Transmission Bus
Back in the early eighties, I worked on communications links for radio repeaters for public utilities and emergency services radios.
We had a rural repeater site on top of a hill, which had a microwave link to another repeater site on another hill about ten miles away. in between the two were a number of other ranges of hills, but all just low enough that line-of-sight was maintained.
This microwave link worked fine for a number of years, and then suddenly began to fail intermittently but always around the same time on a Thursday afternoon. It didn't happen every week, but say every two weeks.
After a lot of investigation, and a compete replacement of equipment at both ends, it was discovered that on one of the intervening hills was a small country lane which went over the brow of the hill more or less in line with the line-of-site link.
Off that lane was a sort of lay-by or turning circle, which was used by the local bus service to turn round at the end of one of their routes.
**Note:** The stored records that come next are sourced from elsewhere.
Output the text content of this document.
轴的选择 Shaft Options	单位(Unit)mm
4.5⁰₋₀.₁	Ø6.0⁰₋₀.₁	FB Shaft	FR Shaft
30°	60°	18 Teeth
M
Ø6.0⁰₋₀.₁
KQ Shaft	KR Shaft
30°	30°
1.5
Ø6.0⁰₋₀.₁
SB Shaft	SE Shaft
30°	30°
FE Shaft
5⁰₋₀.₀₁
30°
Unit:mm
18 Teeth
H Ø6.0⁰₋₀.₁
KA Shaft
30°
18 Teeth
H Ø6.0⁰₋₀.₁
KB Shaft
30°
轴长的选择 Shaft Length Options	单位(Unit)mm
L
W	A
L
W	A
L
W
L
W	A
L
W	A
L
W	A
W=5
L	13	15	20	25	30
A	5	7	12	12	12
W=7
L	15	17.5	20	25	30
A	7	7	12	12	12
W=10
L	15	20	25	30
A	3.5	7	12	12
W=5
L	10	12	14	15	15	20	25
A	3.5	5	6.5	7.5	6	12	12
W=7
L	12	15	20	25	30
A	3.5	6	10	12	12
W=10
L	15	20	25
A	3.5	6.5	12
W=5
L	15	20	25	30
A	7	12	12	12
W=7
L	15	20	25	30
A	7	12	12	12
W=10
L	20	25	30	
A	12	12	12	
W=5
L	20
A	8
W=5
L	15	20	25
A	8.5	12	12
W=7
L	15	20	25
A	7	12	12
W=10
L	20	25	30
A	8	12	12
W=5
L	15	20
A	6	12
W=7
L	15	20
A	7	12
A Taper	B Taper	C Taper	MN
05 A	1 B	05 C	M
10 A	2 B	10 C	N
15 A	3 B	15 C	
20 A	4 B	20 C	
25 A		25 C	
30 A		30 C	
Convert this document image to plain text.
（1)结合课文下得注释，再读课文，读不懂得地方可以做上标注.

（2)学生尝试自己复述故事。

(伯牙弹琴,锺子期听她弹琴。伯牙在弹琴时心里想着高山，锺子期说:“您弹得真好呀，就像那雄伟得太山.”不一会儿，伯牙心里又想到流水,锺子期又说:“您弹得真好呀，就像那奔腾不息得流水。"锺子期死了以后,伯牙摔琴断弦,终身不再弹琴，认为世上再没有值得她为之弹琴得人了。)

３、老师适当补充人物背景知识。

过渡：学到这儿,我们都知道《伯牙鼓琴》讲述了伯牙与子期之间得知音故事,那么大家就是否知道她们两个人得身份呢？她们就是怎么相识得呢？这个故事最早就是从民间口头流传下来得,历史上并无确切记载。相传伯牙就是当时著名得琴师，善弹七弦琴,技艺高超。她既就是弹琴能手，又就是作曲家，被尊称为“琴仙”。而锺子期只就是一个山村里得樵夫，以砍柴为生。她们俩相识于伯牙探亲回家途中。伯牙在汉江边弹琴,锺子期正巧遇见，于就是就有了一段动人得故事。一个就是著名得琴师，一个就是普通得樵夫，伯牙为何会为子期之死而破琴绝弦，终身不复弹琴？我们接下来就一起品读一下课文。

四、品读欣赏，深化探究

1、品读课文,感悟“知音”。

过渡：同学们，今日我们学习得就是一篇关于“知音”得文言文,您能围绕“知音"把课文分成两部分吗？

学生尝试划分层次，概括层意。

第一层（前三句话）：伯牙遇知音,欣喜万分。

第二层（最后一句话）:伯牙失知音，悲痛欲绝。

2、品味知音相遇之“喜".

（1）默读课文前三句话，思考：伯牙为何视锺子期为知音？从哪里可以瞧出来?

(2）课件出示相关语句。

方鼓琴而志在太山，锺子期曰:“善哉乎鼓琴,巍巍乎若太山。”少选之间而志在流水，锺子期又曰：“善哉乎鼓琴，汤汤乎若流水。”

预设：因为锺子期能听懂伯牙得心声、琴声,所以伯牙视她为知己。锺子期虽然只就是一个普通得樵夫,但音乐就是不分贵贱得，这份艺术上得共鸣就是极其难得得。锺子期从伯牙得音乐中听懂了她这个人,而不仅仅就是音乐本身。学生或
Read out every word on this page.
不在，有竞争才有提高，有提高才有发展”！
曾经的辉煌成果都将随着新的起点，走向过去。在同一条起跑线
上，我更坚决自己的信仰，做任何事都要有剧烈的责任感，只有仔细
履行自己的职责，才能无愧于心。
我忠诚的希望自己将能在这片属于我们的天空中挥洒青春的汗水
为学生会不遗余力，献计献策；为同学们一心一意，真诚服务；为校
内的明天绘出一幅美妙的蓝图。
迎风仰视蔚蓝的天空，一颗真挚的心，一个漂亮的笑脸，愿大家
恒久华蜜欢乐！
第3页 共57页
The buses would drop off at their last stop lower down the valley, and drive up and turn round, and then wait for half an hour before starting the next run.
Turns out that most of the time, they used a single decker bus on that route, but Thursdays were market day, so they used to put a double-decker on the route on that day. If it happened to park at a certain spot in the lay-by, it used to neatly break the line of site between the two repeater towers.
The only reason we found out about this was that we set up a temporary intermediate link (a van with a couple of dishes on it) in that lay-by whilst we were testing, and the bloke saw the bus come and park up whilst he was there, otherwise we could still have been looking!
The microwave antenna on both of the masts was at the very top of the mast, so couldn't be raised, but we managed to build an extension for the antenna on the other mast, and re-align the path just enough that it would be above the possible obstruction.